I really desire a rich, healthy, fantastic life in Hawaii, where I energetically teach kids how to dance, write daily, swim often, paddleboard more, and occasionally enjoy a Law & Order: SVU marathon while eating mushroom pizza.
And the reality is, if I just calm the fuck down and stop comparing myself to The Militant Baker and everyone else’s highlight reel on Facebook, I could live my desires fully, with an open heart and an open mind.
I have no problem sharing all of that with you. As long as it’s okay that I curse, and I don’t use enough punctuation, and I jump around on my topics. And you know what? I don’t want your money. I just want to write.
I want to let you know that my journey is unique to me, and it might be totally different than yours, and sometimes none of what I write about may help you, but I still appreciate you visiting this amandatrustysays.com domain that I am still trying to accept.
So, thank you for your amazing support. Thank you to the one person to actually submitted a picture for Roar 3.0, and I’m sorry if I never take the hours to make that project happen because I’m trying to keep my stress-induced excema at bay. Thank you for spreading Roar, and loving me even if you don’t know me at all.
Thank you in advance for enjoying the blog posts that are to come that pertain to you. If you don’t perform, or have never been scrutinized by just headshot and resume for a Broadway dance call, then you might not relate to every post. If you don’t have disordered eating or a food addiction, then you might not relate to every post. But I beg of you, if you have a boyfriend or a girlfriend that could relate to one of those posts, spread the wealth and pay it forward to them. That’s why I started writing in the first place. Because I needed someone out there to pay this knowledge forward to me. And when there was no such thing to be shared with me, I just sucked it up and created it myself.
I believe in the power of Roar. I do. I believe in the aloha spirit. I believe in the power of hot coffee, neck pillows, dark chocolate, and child artwork.
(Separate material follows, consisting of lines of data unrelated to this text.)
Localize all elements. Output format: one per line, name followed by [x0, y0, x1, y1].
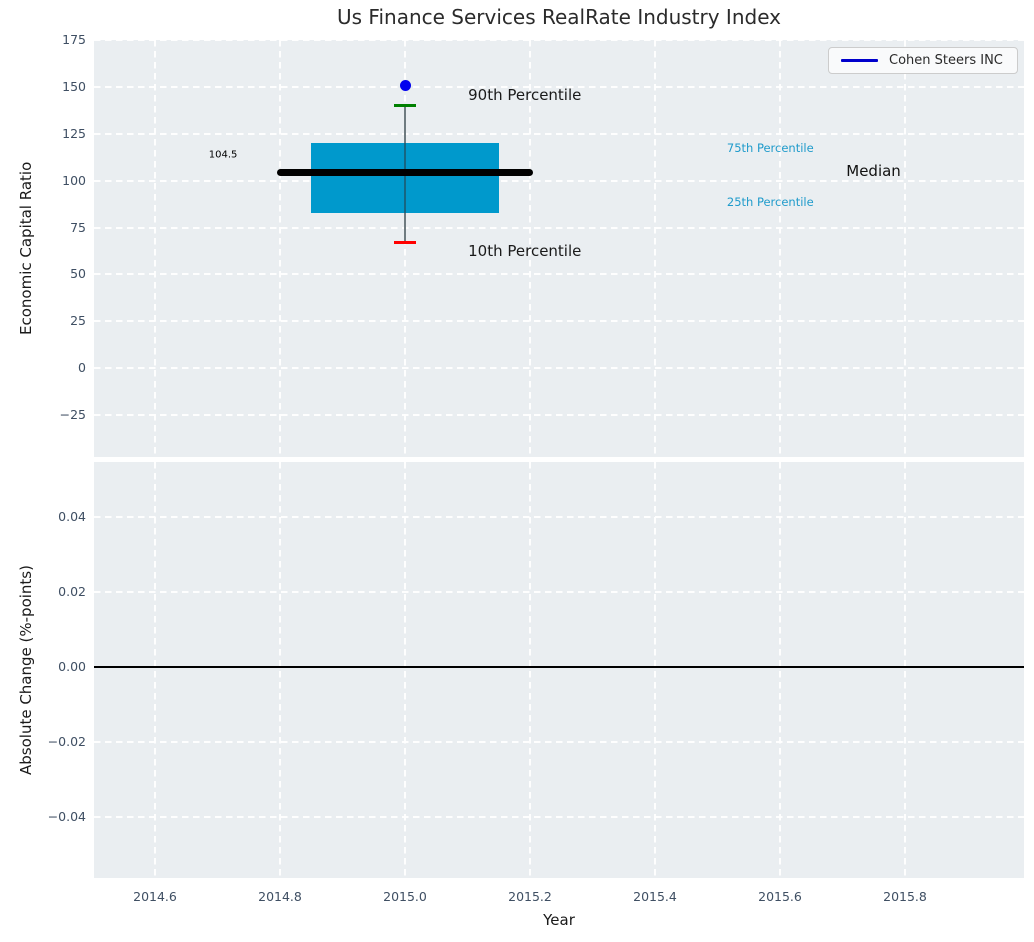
- x-tick-label: 2014.8: [258, 889, 302, 904]
- gridline-h: [94, 320, 1024, 323]
- annotation: Median: [846, 162, 901, 181]
- top-y-axis-title: Economic Capital Ratio: [17, 161, 35, 336]
- y-tick-label: −25: [59, 407, 86, 422]
- annotation: 10th Percentile: [468, 241, 582, 260]
- zero-line: [94, 666, 1024, 668]
- gridline-v: [404, 40, 406, 457]
- y-tick-label: 175: [62, 32, 86, 47]
- chart-title: Us Finance Services RealRate Industry In…: [337, 5, 781, 29]
- annotation: 25th Percentile: [726, 195, 814, 209]
- y-tick-label: −0.02: [47, 734, 86, 749]
- gridline-v: [529, 40, 531, 457]
- gridline-h: [94, 179, 1024, 182]
- gridline-h: [94, 367, 1024, 370]
- gridline-h: [94, 741, 1024, 743]
- x-axis-title: Year: [543, 911, 575, 929]
- gridline-v: [779, 462, 781, 878]
- gridline-v: [154, 462, 156, 878]
- y-tick-label: 0.00: [58, 659, 86, 674]
- y-tick-label: −0.04: [47, 809, 86, 824]
- whisker-line-inner: [404, 143, 406, 213]
- gridline-v: [279, 462, 281, 878]
- gridline-v: [529, 462, 531, 878]
- y-tick-label: 50: [70, 266, 86, 282]
- gridline-h: [94, 273, 1024, 276]
- gridline-v: [404, 462, 406, 878]
- gridline-v: [904, 462, 906, 878]
- top-plot-area: [94, 39, 1024, 457]
- x-tick-label: 2015.8: [883, 889, 927, 904]
- annotation: 104.5: [208, 149, 238, 161]
- median-line: [276, 168, 534, 176]
- gridline-h: [94, 816, 1024, 818]
- legend-line-swatch: [841, 59, 878, 62]
- legend-label: Cohen Steers INC: [889, 53, 1003, 68]
- gridline-h: [94, 591, 1024, 593]
- gridline-v: [779, 40, 781, 457]
- x-tick-label: 2015.4: [633, 889, 677, 904]
- p10-cap: [394, 241, 416, 244]
- gridline-v: [654, 462, 656, 878]
- y-tick-label: 125: [62, 125, 86, 141]
- gridline-h: [94, 516, 1024, 518]
- y-tick-label: 0.02: [58, 584, 86, 599]
- y-tick-label: 150: [62, 78, 86, 94]
- x-tick-label: 2015.2: [508, 889, 552, 904]
- gridline-v: [904, 40, 906, 457]
- gridline-v: [154, 40, 156, 457]
- company-data-point: [399, 79, 411, 91]
- annotation: 90th Percentile: [468, 85, 582, 104]
- x-tick-label: 2014.6: [133, 889, 177, 904]
- y-tick-label: 75: [70, 219, 86, 235]
- gridline-v: [279, 40, 281, 457]
- p90-cap: [394, 104, 416, 108]
- gridline-h: [94, 39, 1024, 41]
- gridline-h: [94, 414, 1024, 416]
- gridline-h: [94, 226, 1024, 229]
- gridline-v: [654, 40, 656, 457]
- x-tick-label: 2015.6: [758, 889, 802, 904]
- x-tick-label: 2015.0: [383, 889, 427, 904]
- annotation: 75th Percentile: [726, 141, 814, 155]
- legend: Cohen Steers INC: [828, 47, 1018, 74]
- gridline-h: [94, 85, 1024, 88]
- y-tick-label: 0.04: [58, 509, 86, 524]
- y-tick-label: 100: [62, 172, 86, 188]
- y-tick-label: 0: [78, 360, 86, 376]
- gridline-h: [94, 132, 1024, 135]
- y-tick-label: 25: [70, 313, 86, 329]
- bottom-plot-area: [94, 462, 1024, 878]
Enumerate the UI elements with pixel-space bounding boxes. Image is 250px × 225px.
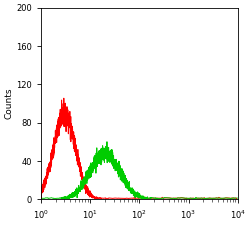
Y-axis label: Counts: Counts: [4, 88, 13, 119]
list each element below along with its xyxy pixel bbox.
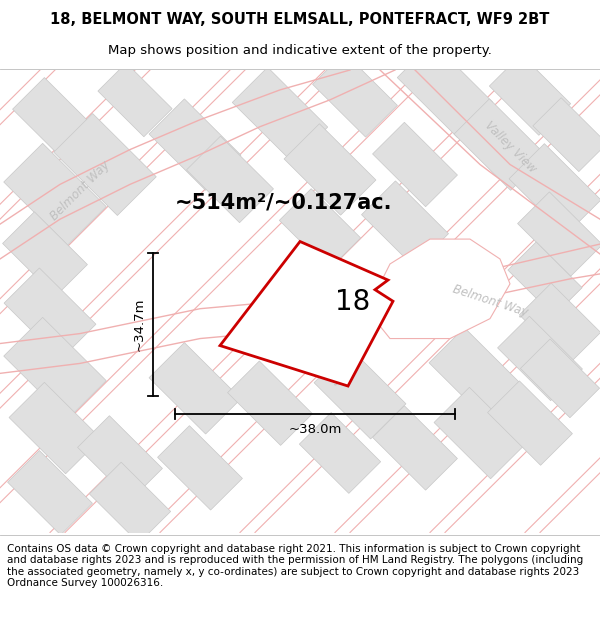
Polygon shape <box>89 462 170 543</box>
Text: Belmont Way: Belmont Way <box>451 283 529 319</box>
Polygon shape <box>429 328 521 419</box>
Polygon shape <box>518 192 600 276</box>
Polygon shape <box>488 381 572 465</box>
Polygon shape <box>284 124 376 215</box>
Polygon shape <box>314 348 406 439</box>
Polygon shape <box>2 212 88 296</box>
Polygon shape <box>520 283 600 364</box>
Polygon shape <box>220 241 393 386</box>
Text: ~514m²/~0.127ac.: ~514m²/~0.127ac. <box>175 193 392 213</box>
Polygon shape <box>187 136 274 222</box>
Polygon shape <box>434 388 526 479</box>
Polygon shape <box>508 242 582 316</box>
Polygon shape <box>4 318 106 419</box>
Polygon shape <box>373 406 457 490</box>
Polygon shape <box>362 181 448 268</box>
Polygon shape <box>227 361 313 446</box>
Text: ~34.7m: ~34.7m <box>133 298 146 351</box>
Polygon shape <box>232 68 328 162</box>
Polygon shape <box>9 382 101 474</box>
Polygon shape <box>313 52 397 137</box>
Text: Valley View: Valley View <box>482 119 538 176</box>
Text: Contains OS data © Crown copyright and database right 2021. This information is : Contains OS data © Crown copyright and d… <box>7 544 583 588</box>
Polygon shape <box>533 98 600 172</box>
Polygon shape <box>4 143 106 246</box>
Polygon shape <box>13 78 97 162</box>
Text: ~38.0m: ~38.0m <box>289 423 341 436</box>
Polygon shape <box>158 426 242 510</box>
Text: 18, BELMONT WAY, SOUTH ELMSALL, PONTEFRACT, WF9 2BT: 18, BELMONT WAY, SOUTH ELMSALL, PONTEFRA… <box>50 12 550 27</box>
Polygon shape <box>4 268 96 359</box>
Polygon shape <box>454 99 546 190</box>
Polygon shape <box>520 339 599 418</box>
Text: Belmont Way: Belmont Way <box>47 158 112 222</box>
Polygon shape <box>149 342 241 434</box>
Polygon shape <box>280 189 361 269</box>
Polygon shape <box>490 54 571 135</box>
Text: 18: 18 <box>335 288 370 316</box>
Polygon shape <box>299 412 380 493</box>
Polygon shape <box>509 144 600 235</box>
Polygon shape <box>375 239 510 339</box>
Text: Belmont Way: Belmont Way <box>266 351 344 387</box>
Polygon shape <box>497 316 583 401</box>
Polygon shape <box>77 416 163 500</box>
Polygon shape <box>98 63 172 137</box>
Polygon shape <box>397 42 493 138</box>
Polygon shape <box>54 114 156 216</box>
Polygon shape <box>8 451 92 535</box>
Polygon shape <box>149 99 241 190</box>
Polygon shape <box>373 122 457 207</box>
Text: Map shows position and indicative extent of the property.: Map shows position and indicative extent… <box>108 44 492 57</box>
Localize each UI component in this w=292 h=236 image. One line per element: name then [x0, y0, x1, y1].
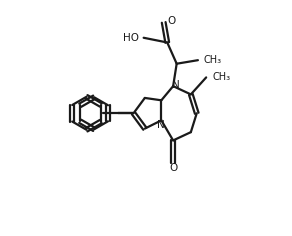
Text: O: O	[169, 163, 178, 173]
Text: N: N	[172, 80, 180, 90]
Text: CH₃: CH₃	[212, 72, 230, 82]
Text: CH₃: CH₃	[204, 55, 222, 65]
Text: O: O	[167, 16, 175, 26]
Text: N: N	[157, 120, 165, 130]
Text: HO: HO	[124, 33, 139, 43]
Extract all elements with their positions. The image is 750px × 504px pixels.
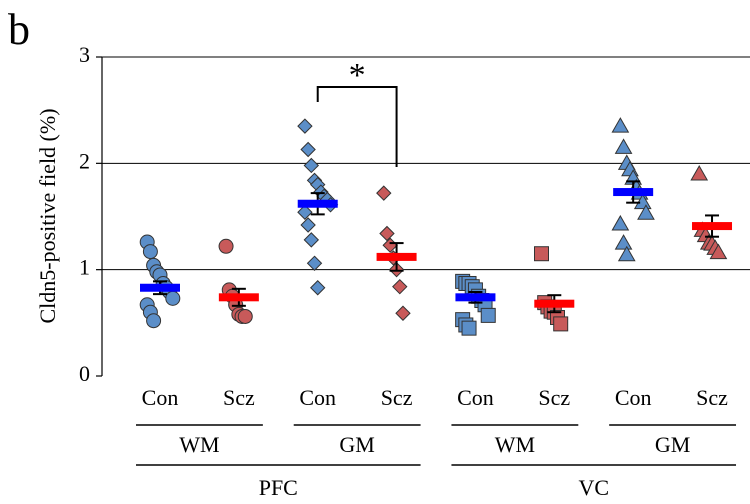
group-label: Scz — [538, 385, 570, 410]
data-point — [303, 157, 320, 174]
data-point — [614, 138, 633, 154]
data-point — [310, 280, 326, 296]
data-point — [614, 234, 633, 250]
significance-bracket — [316, 86, 398, 167]
data-point — [306, 255, 323, 271]
data-point — [392, 278, 408, 295]
data-point — [611, 117, 630, 133]
data-point — [218, 238, 234, 254]
mean-bar — [140, 283, 180, 292]
data-point — [395, 305, 411, 321]
group-label: Scz — [696, 385, 728, 410]
data-point — [142, 244, 158, 260]
data-point — [461, 320, 477, 336]
data-point — [376, 185, 392, 201]
data-point — [534, 246, 549, 262]
matter-label: WM — [179, 432, 219, 457]
mean-bar — [455, 293, 496, 302]
mean-bar — [218, 293, 259, 302]
region-label: VC — [578, 475, 609, 500]
matter-label: GM — [655, 432, 690, 457]
data-point — [303, 232, 320, 248]
data-point — [690, 164, 709, 181]
data-point — [480, 307, 496, 323]
matter-label: WM — [495, 432, 535, 457]
data-point — [617, 245, 636, 262]
mean-bar — [692, 222, 733, 231]
group-label: Scz — [381, 385, 413, 410]
region-label: PFC — [259, 475, 298, 500]
data-point — [611, 214, 630, 231]
data-point — [637, 204, 655, 220]
mean-bar — [376, 252, 417, 261]
data-point — [382, 237, 398, 253]
y-tick-label: 1 — [79, 255, 90, 280]
data-point — [297, 118, 313, 134]
mean-bar — [534, 299, 575, 308]
y-axis-label: Cldn5-positive field (%) — [35, 108, 60, 323]
group-label: Scz — [223, 385, 255, 410]
y-tick-label: 2 — [79, 148, 90, 173]
mean-bar — [613, 188, 654, 197]
group-label: Con — [457, 385, 494, 410]
data-point — [379, 225, 395, 242]
data-point — [300, 141, 316, 158]
mean-bar — [297, 199, 338, 208]
data-point — [237, 308, 253, 324]
data-point — [146, 313, 162, 329]
panel-label: b — [8, 5, 30, 54]
group-label: Con — [299, 385, 336, 410]
y-tick-label: 3 — [79, 42, 90, 67]
y-tick-label: 0 — [79, 361, 90, 386]
group-label: Con — [615, 385, 652, 410]
data-point — [297, 204, 313, 220]
data-point — [553, 316, 569, 332]
significance-label: * — [349, 57, 366, 94]
data-point — [300, 217, 316, 233]
matter-label: GM — [339, 432, 374, 457]
data-point — [165, 290, 181, 306]
group-label: Con — [142, 385, 179, 410]
data-point — [709, 243, 728, 260]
I think these things can change the world just as much as recycling, GMO-banning, and those ASPCA commercials that make me bawl.
But I also believe in self-care, and enjoying life, and learning something new every day, and maybe not always altering my life, or my writing, or even my wardrobe choices, to what the world needs at every moment. Sometimes, as my excema has taught me, it’s okay to make a choice that only benefits me, and me alone. In the end, I think my happiness is way more effective in any world peace movement than my depression, and so I don’t feel guilty about this.
Thank you for listening to my stream of conciousness. Thank you for joining me in Hawaii next January for the first “Restore Your Roar” workshop. (What? Did I just slip that secret out by accident?) Thank you for sharing your happiness with the world. Thank you for taking care of yourself. Thank you for inspiring me. And welcome, to the new, real, true, amandatrustysays.com. (Oh God, I will just never get over how that sounds.).